George P. Lakoff (/ˈleɪkɒf/, born May 24, 1941) is an American cognitive linguist, best known for his thesis that lives of individuals are significantly influenced by the central metaphors they use to explain complex phenomena.
The metaphor thesis, introduced in his 1980 book Metaphors We Live By has found applications in a number of academic disciplines and its application to politics, literature, philosophy and mathematics has led him into territory normally considered basic to political science. In the 1996 book Moral Politics, Lakoff described conservative voters as being influenced by the "strict father model" as a central metaphor for such a complex phenomenon as the state and liberal/progressive voters as being influenced by the "nurturant parent model" as the folk psychological metaphor for this complex phenomenon. According to him, an individual's experience and attitude towards sociopolitical issues is influenced by being framed in linguistic constructions.
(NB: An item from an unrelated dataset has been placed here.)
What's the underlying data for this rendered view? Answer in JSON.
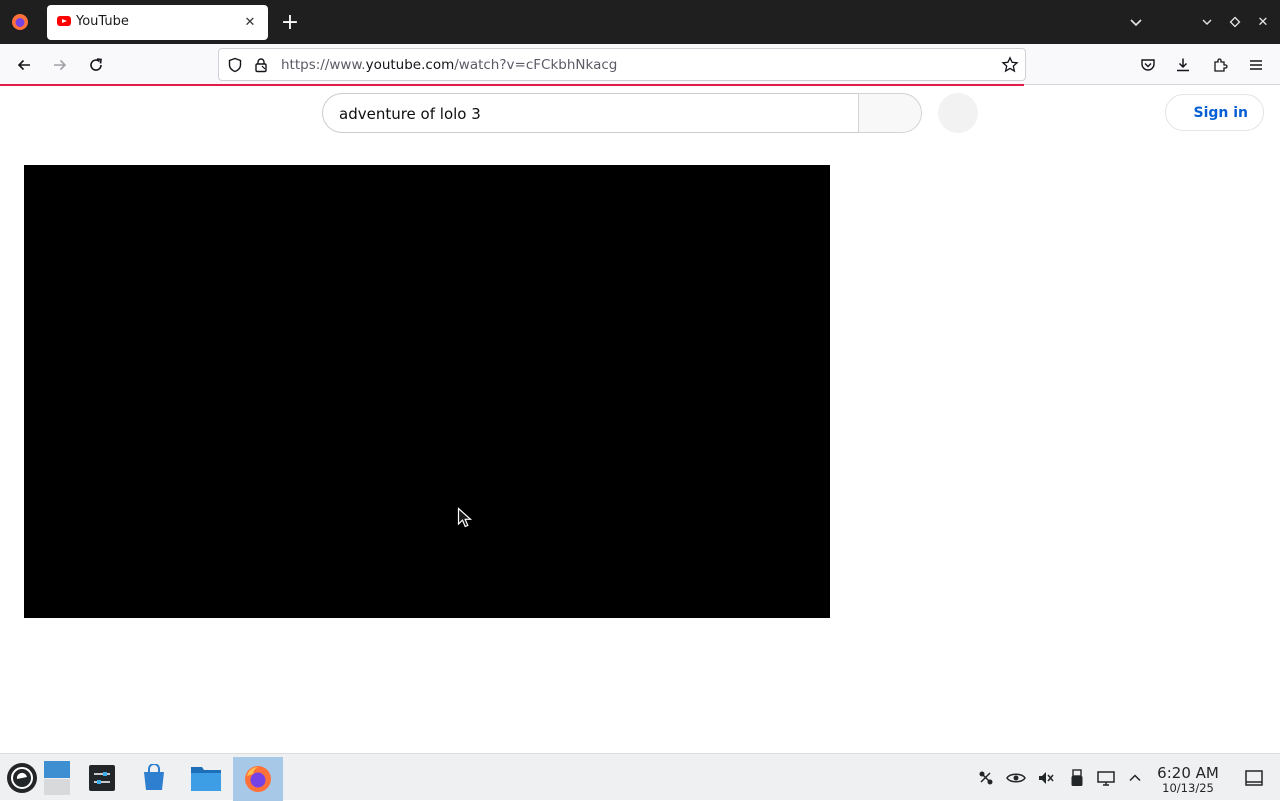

In Metaphor and War: The Metaphor System Used to Justify War in the Gulf, he argues that the American involvement in the Gulf war was either obscured or was put a spin on, by the metaphors which were used by the first Bush administration to justify it. Between 2003 and 2008, Lakoff was involved with a progressive think tank, the now defunct Rockridge Institute.[1][2] He is a member of the scientific committee of the Fundación IDEAS (IDEAS Foundation), Spain's Socialist Party's think tank.
The more general theory that elaborated his thesis is known as embodied mind. He is a professor of linguistics at the University of California, Berkeley, where he has taught since 1972.